A seleção brasileira, treinada por Flávio Costa, estava na preparação para a Copa de 1950 e em seis de maio enfrentou o Uruguai pela Copa Rio Branco, no Pacaembu, e perdeu por 4 a 3. O resultado é a maior prova de que a conquista do título mundial pela Celeste, 71 dias depois do duelo em São Paulo, jamais foi fruto do acaso. Cai por terra qualquer versão de que a seleção brasileira perdeu, no Maracanã, em 16 de julho, para um grupo despreparado ou desconhecido. Os uruguaios não eram uma equipe qualquer, pelo contrário. Os atletas brasileiros os conheciam, sabiam como jogavam, como se comportavam e de quais artimanhas usavam dentro de campo.
O Brasil jogou com Barbosa; Nilton Santos e Mauro; Eli, Rui e Noronha; Tesourinha, Zizinho, Ademir, Jair e Chico. Já os uruguaios contavam com estrelas que seriam campeãs da Copa e foram escalados com Máspoli; Matías González e Vilches; Gonzales, Obdulio Varela e Andrade (Gambeta); Britos (Ghiggia), Julio Perez, Miguez, Schiaffino e Villamide.

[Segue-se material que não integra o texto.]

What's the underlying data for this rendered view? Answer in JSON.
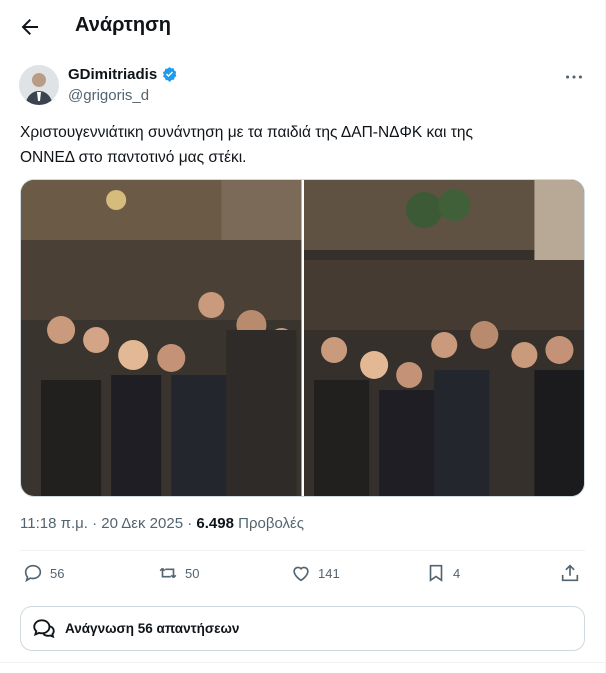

Com a bola rolando, Zizinho aproveitou um rebote de Vilches e abriu o placar aos dois minutos, no gol da emblemática concha acústica. O empate veio aos 23 minutos em uma jogada que começou na cobrança de tiro de meta de Máspoli. Schiaffino, solto, dominou a bola, tocou para Miguez que venceu Barbosa com um chute forte. Aos 27, a celeste virou o placar em um lance descrito pelo Jornal dos Sports: “(…) Bola com o ataque dos orientais que investiam por intermédio de Miguez. O chefe do quinteto ofensivo visitante armou um tiro longo. O couro tomou um efeito e partiu em direção ao arco. A bola iludiu Barbosa que saiu mal do gol e, para a surpresa geral, deixou-se ser batido pelo arremesso de Miguez. (…)”
Os uruguaios aprontaram novamente, um minuto depois: Schiaffino, um dos futuros carrascos do Maracanã, aproveitou o rebote da trave e chutou para o fundo das redes de Barbosa. O jogo era movimentado e em mais um gol na sequência, aos 29 minutos, Ademir Menezes diminuiu para 3 a 2. No segundo tempo, quando o relógio marcava quatro minutos, Obdulio Varela cobrou falta, Schiaffino ganhou a disputa pelo alto com o goleiro brasileiro e fez 4 a 2. A equipe de Flávio Costa ainda conseguiu diminuir a vantagem aos 19 minutos com Ademir.
A imprensa não perdoou as falhas da zaga nacional, embora apontasse os méritos do Uruguai pela vitória: “Do fracasso da defesa, veio a debacle dos nossos”, ressaltou o Jornal dos Sports. “Brilhante vitória marcou o football uruguaio na tarde de hoje no gramado do Pacaembu. Enfrentando a representação nacional, em nova disputa da taça ‘Rio Branco’, a seleção da AUF assinalou merecido e justo triunfo pela contagem de 4×3. (…)”, dizia o texto.
Nos vestiários, os jogadores adversários comemoraram o resultado como um título. Já em 16 de julho, no jogo decisivo da Copa de 1950, no Maracanã, o Brasil perdeu, também de virada, por 2 a 1. A raça e dedicação do Uruguai se fizeram presentes, assim como naquela tarde de domingo em São Paulo.